James Patterson, |
Maximum Ride: The Angel Experiment
(Time Warner, 2005)
James Patterson's novels When the Wind Blows and The Lake House introduced the character Max, a winged girl who escaped from The School. Max, whose full name is Maximum Ride, is 98 percent human and 2 percent bird. Specifically, she looks human, except for the wings sticking out of her back. Her bones are lighter, yet stronger than a typical human's. She is the oldest member of a flock of winged children, which also includes Fang, Iggy, Nudge, the Gasman and Angel.
Angel is the youngest member of the flock. When Maximum Ride: The Angel Experiment begins, Max is 14 and Angel is 6. For two years, the kids have been on their own. As this story begins, the chase is on. You see, The School also created Erasers, not-so-nice creatures that are mostly human, but also part wolf. Their purpose in life seems to be killing the flock.

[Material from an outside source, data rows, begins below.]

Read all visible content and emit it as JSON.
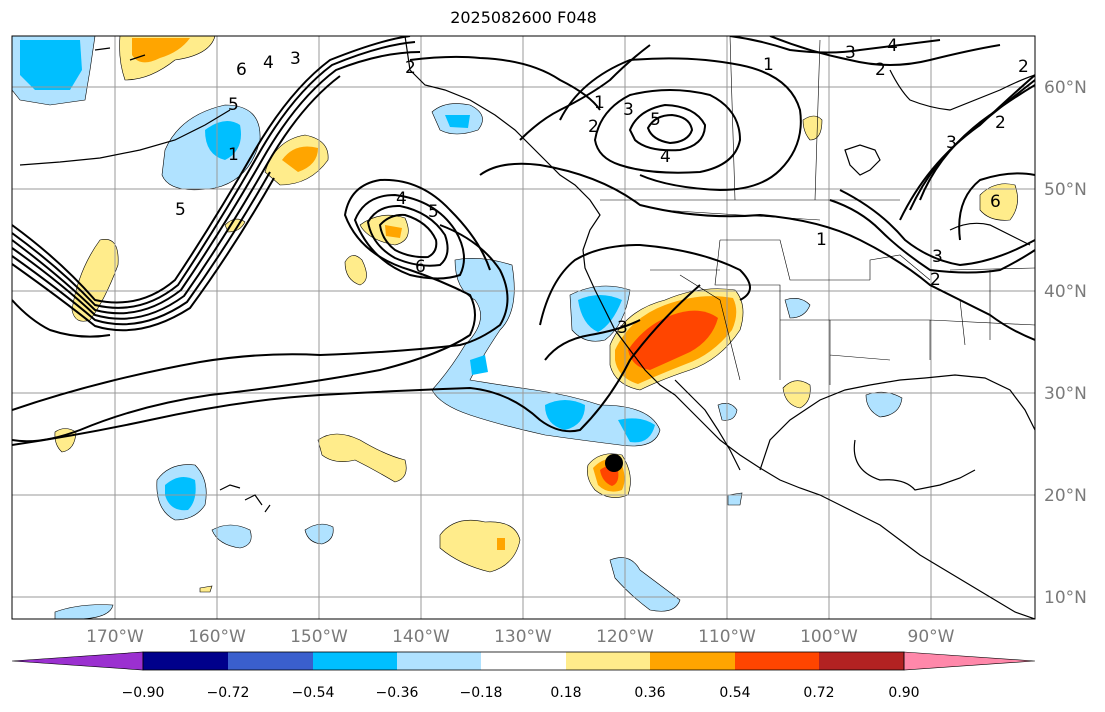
{
  "title": "2025082600 F048",
  "lon_ticks": [
    "170°W",
    "160°W",
    "150°W",
    "140°W",
    "130°W",
    "120°W",
    "110°W",
    "100°W",
    "90°W"
  ],
  "lat_ticks": [
    "60°N",
    "50°N",
    "40°N",
    "30°N",
    "20°N",
    "10°N"
  ],
  "colorbar": {
    "labels": [
      "−0.90",
      "−0.72",
      "−0.54",
      "−0.36",
      "−0.18",
      "0.18",
      "0.36",
      "0.54",
      "0.72",
      "0.90"
    ],
    "colors": [
      "#9b30d0",
      "#00008b",
      "#3a5fcd",
      "#00bfff",
      "#b0e2ff",
      "#ffffff",
      "#ffec8b",
      "#ffa500",
      "#ff4500",
      "#b22222",
      "#ff88aa"
    ]
  },
  "contour_labels": [
    "6",
    "4",
    "3",
    "2",
    "5",
    "4",
    "5",
    "6",
    "1",
    "2",
    "3",
    "5",
    "4",
    "1",
    "3",
    "4",
    "2",
    "1",
    "3",
    "2",
    "5",
    "3",
    "2",
    "6",
    "1",
    "2",
    "3"
  ],
  "marker": "storm center dot",
  "colors": {
    "contour": "#000000",
    "grid": "#999999",
    "tick": "#7a7a7a"
  }
}
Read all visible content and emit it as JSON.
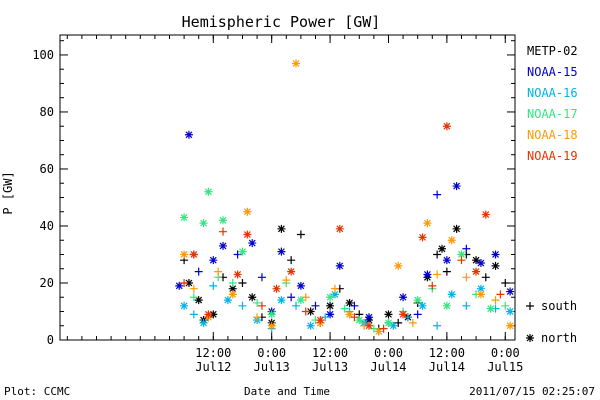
{
  "chart_data": {
    "type": "scatter",
    "title": "Hemispheric Power [GW]",
    "ylabel": "P [GW]",
    "xlabel": "Date and Time",
    "ylim": [
      0,
      107
    ],
    "xlim": [
      "2011-07-11T04:30",
      "2011-07-15T02:00"
    ],
    "x_ticks": [
      {
        "time": "2011-07-12T12:00",
        "line1": "12:00",
        "line2": "Jul12"
      },
      {
        "time": "2011-07-13T00:00",
        "line1": "0:00",
        "line2": "Jul13"
      },
      {
        "time": "2011-07-13T12:00",
        "line1": "12:00",
        "line2": "Jul13"
      },
      {
        "time": "2011-07-14T00:00",
        "line1": "0:00",
        "line2": "Jul14"
      },
      {
        "time": "2011-07-14T12:00",
        "line1": "12:00",
        "line2": "Jul14"
      },
      {
        "time": "2011-07-15T00:00",
        "line1": "0:00",
        "line2": "Jul15"
      }
    ],
    "y_ticks": [
      0,
      20,
      40,
      60,
      80,
      100
    ],
    "grid": false,
    "legend_position": "right",
    "series": [
      {
        "name": "METP-02",
        "color": "#000000",
        "points": [
          [
            "2011-07-12T06:00",
            28,
            "south"
          ],
          [
            "2011-07-12T07:00",
            20,
            "north"
          ],
          [
            "2011-07-12T08:00",
            30,
            "south"
          ],
          [
            "2011-07-12T09:00",
            14,
            "north"
          ],
          [
            "2011-07-12T10:00",
            7,
            "north"
          ],
          [
            "2011-07-12T11:00",
            8,
            "south"
          ],
          [
            "2011-07-12T12:00",
            9,
            "north"
          ],
          [
            "2011-07-12T14:00",
            22,
            "south"
          ],
          [
            "2011-07-12T16:00",
            18,
            "north"
          ],
          [
            "2011-07-12T18:00",
            20,
            "south"
          ],
          [
            "2011-07-12T20:00",
            15,
            "north"
          ],
          [
            "2011-07-12T22:00",
            8,
            "south"
          ],
          [
            "2011-07-13T00:00",
            6,
            "north"
          ],
          [
            "2011-07-13T02:00",
            39,
            "north"
          ],
          [
            "2011-07-13T04:00",
            28,
            "south"
          ],
          [
            "2011-07-13T06:00",
            37,
            "south"
          ],
          [
            "2011-07-13T08:00",
            10,
            "north"
          ],
          [
            "2011-07-13T10:00",
            6,
            "south"
          ],
          [
            "2011-07-13T12:00",
            12,
            "north"
          ],
          [
            "2011-07-13T14:00",
            18,
            "south"
          ],
          [
            "2011-07-13T16:00",
            13,
            "north"
          ],
          [
            "2011-07-13T18:00",
            9,
            "south"
          ],
          [
            "2011-07-13T20:00",
            7,
            "north"
          ],
          [
            "2011-07-13T22:00",
            4,
            "south"
          ],
          [
            "2011-07-14T00:00",
            9,
            "north"
          ],
          [
            "2011-07-14T02:00",
            6,
            "south"
          ],
          [
            "2011-07-14T04:00",
            8,
            "north"
          ],
          [
            "2011-07-14T06:00",
            13,
            "south"
          ],
          [
            "2011-07-14T08:00",
            22,
            "north"
          ],
          [
            "2011-07-14T10:00",
            30,
            "south"
          ],
          [
            "2011-07-14T11:00",
            32,
            "north"
          ],
          [
            "2011-07-14T12:00",
            24,
            "south"
          ],
          [
            "2011-07-14T14:00",
            39,
            "north"
          ],
          [
            "2011-07-14T16:00",
            30,
            "south"
          ],
          [
            "2011-07-14T18:00",
            28,
            "north"
          ],
          [
            "2011-07-14T20:00",
            22,
            "south"
          ],
          [
            "2011-07-14T22:00",
            26,
            "north"
          ],
          [
            "2011-07-15T00:00",
            20,
            "south"
          ]
        ]
      },
      {
        "name": "NOAA-15",
        "color": "#0000cc",
        "points": [
          [
            "2011-07-12T05:00",
            19,
            "north"
          ],
          [
            "2011-07-12T07:00",
            72,
            "north"
          ],
          [
            "2011-07-12T09:00",
            24,
            "south"
          ],
          [
            "2011-07-12T12:00",
            28,
            "north"
          ],
          [
            "2011-07-12T14:00",
            33,
            "north"
          ],
          [
            "2011-07-12T17:00",
            30,
            "south"
          ],
          [
            "2011-07-12T20:00",
            34,
            "north"
          ],
          [
            "2011-07-12T22:00",
            22,
            "south"
          ],
          [
            "2011-07-13T00:00",
            10,
            "north"
          ],
          [
            "2011-07-13T02:00",
            31,
            "north"
          ],
          [
            "2011-07-13T04:00",
            15,
            "south"
          ],
          [
            "2011-07-13T06:00",
            19,
            "north"
          ],
          [
            "2011-07-13T09:00",
            12,
            "south"
          ],
          [
            "2011-07-13T12:00",
            9,
            "north"
          ],
          [
            "2011-07-13T14:00",
            26,
            "north"
          ],
          [
            "2011-07-13T17:00",
            12,
            "south"
          ],
          [
            "2011-07-13T20:00",
            8,
            "north"
          ],
          [
            "2011-07-14T00:00",
            6,
            "south"
          ],
          [
            "2011-07-14T03:00",
            15,
            "north"
          ],
          [
            "2011-07-14T06:00",
            9,
            "south"
          ],
          [
            "2011-07-14T08:00",
            23,
            "north"
          ],
          [
            "2011-07-14T10:00",
            51,
            "south"
          ],
          [
            "2011-07-14T12:00",
            28,
            "north"
          ],
          [
            "2011-07-14T14:00",
            54,
            "north"
          ],
          [
            "2011-07-14T16:00",
            32,
            "south"
          ],
          [
            "2011-07-14T19:00",
            27,
            "north"
          ],
          [
            "2011-07-14T22:00",
            30,
            "north"
          ],
          [
            "2011-07-15T01:00",
            17,
            "north"
          ]
        ]
      },
      {
        "name": "NOAA-16",
        "color": "#00b4e6",
        "points": [
          [
            "2011-07-12T06:00",
            12,
            "north"
          ],
          [
            "2011-07-12T08:00",
            9,
            "south"
          ],
          [
            "2011-07-12T10:00",
            6,
            "north"
          ],
          [
            "2011-07-12T12:00",
            19,
            "south"
          ],
          [
            "2011-07-12T15:00",
            14,
            "north"
          ],
          [
            "2011-07-12T18:00",
            12,
            "south"
          ],
          [
            "2011-07-12T21:00",
            7,
            "north"
          ],
          [
            "2011-07-13T00:00",
            4,
            "south"
          ],
          [
            "2011-07-13T02:00",
            14,
            "north"
          ],
          [
            "2011-07-13T05:00",
            12,
            "south"
          ],
          [
            "2011-07-13T08:00",
            5,
            "north"
          ],
          [
            "2011-07-13T11:00",
            8,
            "south"
          ],
          [
            "2011-07-13T13:00",
            16,
            "north"
          ],
          [
            "2011-07-13T16:00",
            10,
            "south"
          ],
          [
            "2011-07-13T19:00",
            6,
            "north"
          ],
          [
            "2011-07-13T22:00",
            3,
            "south"
          ],
          [
            "2011-07-14T01:00",
            5,
            "north"
          ],
          [
            "2011-07-14T04:00",
            8,
            "south"
          ],
          [
            "2011-07-14T07:00",
            12,
            "north"
          ],
          [
            "2011-07-14T10:00",
            5,
            "south"
          ],
          [
            "2011-07-14T13:00",
            16,
            "north"
          ],
          [
            "2011-07-14T16:00",
            12,
            "south"
          ],
          [
            "2011-07-14T19:00",
            18,
            "north"
          ],
          [
            "2011-07-14T22:00",
            11,
            "south"
          ],
          [
            "2011-07-15T01:00",
            10,
            "north"
          ]
        ]
      },
      {
        "name": "NOAA-17",
        "color": "#33e680",
        "points": [
          [
            "2011-07-12T06:00",
            43,
            "north"
          ],
          [
            "2011-07-12T08:00",
            15,
            "south"
          ],
          [
            "2011-07-12T10:00",
            41,
            "north"
          ],
          [
            "2011-07-12T11:00",
            52,
            "north"
          ],
          [
            "2011-07-12T13:00",
            22,
            "south"
          ],
          [
            "2011-07-12T14:00",
            42,
            "north"
          ],
          [
            "2011-07-12T16:00",
            20,
            "south"
          ],
          [
            "2011-07-12T18:00",
            31,
            "north"
          ],
          [
            "2011-07-12T21:00",
            13,
            "south"
          ],
          [
            "2011-07-13T00:00",
            9,
            "north"
          ],
          [
            "2011-07-13T03:00",
            20,
            "south"
          ],
          [
            "2011-07-13T06:00",
            14,
            "north"
          ],
          [
            "2011-07-13T09:00",
            7,
            "south"
          ],
          [
            "2011-07-13T12:00",
            15,
            "north"
          ],
          [
            "2011-07-13T15:00",
            11,
            "south"
          ],
          [
            "2011-07-13T18:00",
            7,
            "north"
          ],
          [
            "2011-07-13T21:00",
            4,
            "south"
          ],
          [
            "2011-07-14T00:00",
            6,
            "north"
          ],
          [
            "2011-07-14T03:00",
            10,
            "south"
          ],
          [
            "2011-07-14T06:00",
            14,
            "north"
          ],
          [
            "2011-07-14T09:00",
            18,
            "south"
          ],
          [
            "2011-07-14T12:00",
            12,
            "north"
          ],
          [
            "2011-07-14T15:00",
            30,
            "north"
          ],
          [
            "2011-07-14T18:00",
            16,
            "south"
          ],
          [
            "2011-07-14T21:00",
            11,
            "north"
          ],
          [
            "2011-07-15T00:00",
            12,
            "south"
          ]
        ]
      },
      {
        "name": "NOAA-18",
        "color": "#ff9900",
        "points": [
          [
            "2011-07-12T06:00",
            30,
            "north"
          ],
          [
            "2011-07-12T08:00",
            18,
            "south"
          ],
          [
            "2011-07-12T11:00",
            8,
            "north"
          ],
          [
            "2011-07-12T13:00",
            24,
            "south"
          ],
          [
            "2011-07-12T16:00",
            16,
            "north"
          ],
          [
            "2011-07-12T19:00",
            45,
            "north"
          ],
          [
            "2011-07-12T21:00",
            8,
            "south"
          ],
          [
            "2011-07-13T00:00",
            5,
            "north"
          ],
          [
            "2011-07-13T03:00",
            21,
            "south"
          ],
          [
            "2011-07-13T05:00",
            97,
            "north"
          ],
          [
            "2011-07-13T07:00",
            15,
            "south"
          ],
          [
            "2011-07-13T10:00",
            6,
            "north"
          ],
          [
            "2011-07-13T13:00",
            18,
            "south"
          ],
          [
            "2011-07-13T16:00",
            9,
            "north"
          ],
          [
            "2011-07-13T19:00",
            5,
            "south"
          ],
          [
            "2011-07-13T22:00",
            3,
            "north"
          ],
          [
            "2011-07-14T02:00",
            26,
            "north"
          ],
          [
            "2011-07-14T05:00",
            6,
            "south"
          ],
          [
            "2011-07-14T08:00",
            41,
            "north"
          ],
          [
            "2011-07-14T10:00",
            23,
            "south"
          ],
          [
            "2011-07-14T13:00",
            35,
            "north"
          ],
          [
            "2011-07-14T16:00",
            22,
            "south"
          ],
          [
            "2011-07-14T19:00",
            16,
            "north"
          ],
          [
            "2011-07-14T22:00",
            14,
            "south"
          ],
          [
            "2011-07-15T01:00",
            5,
            "north"
          ]
        ]
      },
      {
        "name": "NOAA-19",
        "color": "#e63300",
        "points": [
          [
            "2011-07-12T06:00",
            20,
            "south"
          ],
          [
            "2011-07-12T08:00",
            30,
            "north"
          ],
          [
            "2011-07-12T11:00",
            9,
            "north"
          ],
          [
            "2011-07-12T14:00",
            38,
            "south"
          ],
          [
            "2011-07-12T17:00",
            23,
            "north"
          ],
          [
            "2011-07-12T19:00",
            37,
            "north"
          ],
          [
            "2011-07-12T22:00",
            12,
            "south"
          ],
          [
            "2011-07-13T01:00",
            18,
            "north"
          ],
          [
            "2011-07-13T04:00",
            24,
            "north"
          ],
          [
            "2011-07-13T07:00",
            10,
            "south"
          ],
          [
            "2011-07-13T10:00",
            7,
            "north"
          ],
          [
            "2011-07-13T14:00",
            39,
            "north"
          ],
          [
            "2011-07-13T17:00",
            8,
            "south"
          ],
          [
            "2011-07-13T20:00",
            5,
            "north"
          ],
          [
            "2011-07-13T23:00",
            4,
            "south"
          ],
          [
            "2011-07-14T03:00",
            9,
            "north"
          ],
          [
            "2011-07-14T07:00",
            36,
            "north"
          ],
          [
            "2011-07-14T09:00",
            19,
            "south"
          ],
          [
            "2011-07-14T12:00",
            75,
            "north"
          ],
          [
            "2011-07-14T15:00",
            28,
            "south"
          ],
          [
            "2011-07-14T18:00",
            24,
            "north"
          ],
          [
            "2011-07-14T20:00",
            44,
            "north"
          ],
          [
            "2011-07-14T23:00",
            16,
            "south"
          ]
        ]
      }
    ]
  },
  "legend_markers": [
    {
      "symbol": "+",
      "label": "south"
    },
    {
      "symbol": "*",
      "label": "north"
    }
  ],
  "footer": {
    "left": "Plot: CCMC",
    "center": "Date and Time",
    "right": "2011/07/15 02:25:07"
  }
}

Thus begins a 4-CD chase of the flock by the pack. Locations change, but the scenarios are very familiar by the third time around. The flock is surprised and cornered by a larger, stronger pack. A fight ensues. The flock barely escapes and thinks they are free. Repeat.
The reason for the title seems to be that during the first attack, Angel is nabbed by the Erasers. The flock knows she is being taken back to The School. Naturally, they mount a rescue operation. Not surprisingly, they are harassed along the way by the erasers who somehow always know their whereabouts. (The reason is revealed in the book, so I won't spoil that here). After breaking Angel free, they head off in search of a secret institute to find out more about their parents, constantly encountering the Erasers along the way.
During the course of the novel, members of the flock learn about some of the special powers each individual seems to have. Let me state I'm not sure whether the experiment referenced in the title refers to seeing if the flock would come to Angel's rescue, or just how far Angel explores her special power.
Max is constantly visited by a voice in her head that gives her hints on where to go and tells her that she is destined to "save the world." At the end of the 4th CD, the book ends, but you can tell the story does not. (Maximum Ride: School's Out Forever starts up where MR: The Angel Experiment leaves off.)
Actress Evan Rachel Wood narrates the audio version of this tale. You might recognize her from the movie Thirteen. I enjoyed her reading skills as far as sounding like a 14-year-old girl. I also thought she did a good job with the fast pace of the novel. Where she lost me is that many of her characters, especially males, sound too similar.
Patterson does not need an introduction. This man has more story ideas running around in his head than he has time to write. He releases multiple best sellers every year.
The Maximum Ride series is aimed at young adults. However, I think those of you who enjoyed the earlier winged children books still might want to continue the story line. If you haven't read those books, you can jump right in with MR: The Angel Experiment. You do not necessarily need the earlier background to follow this book. I realize there is not much depth to this novel compared to the adult books in the series, but I personally enjoyed it a little more. I wonder, though, is that because of the plot this time around, or because of the narrator?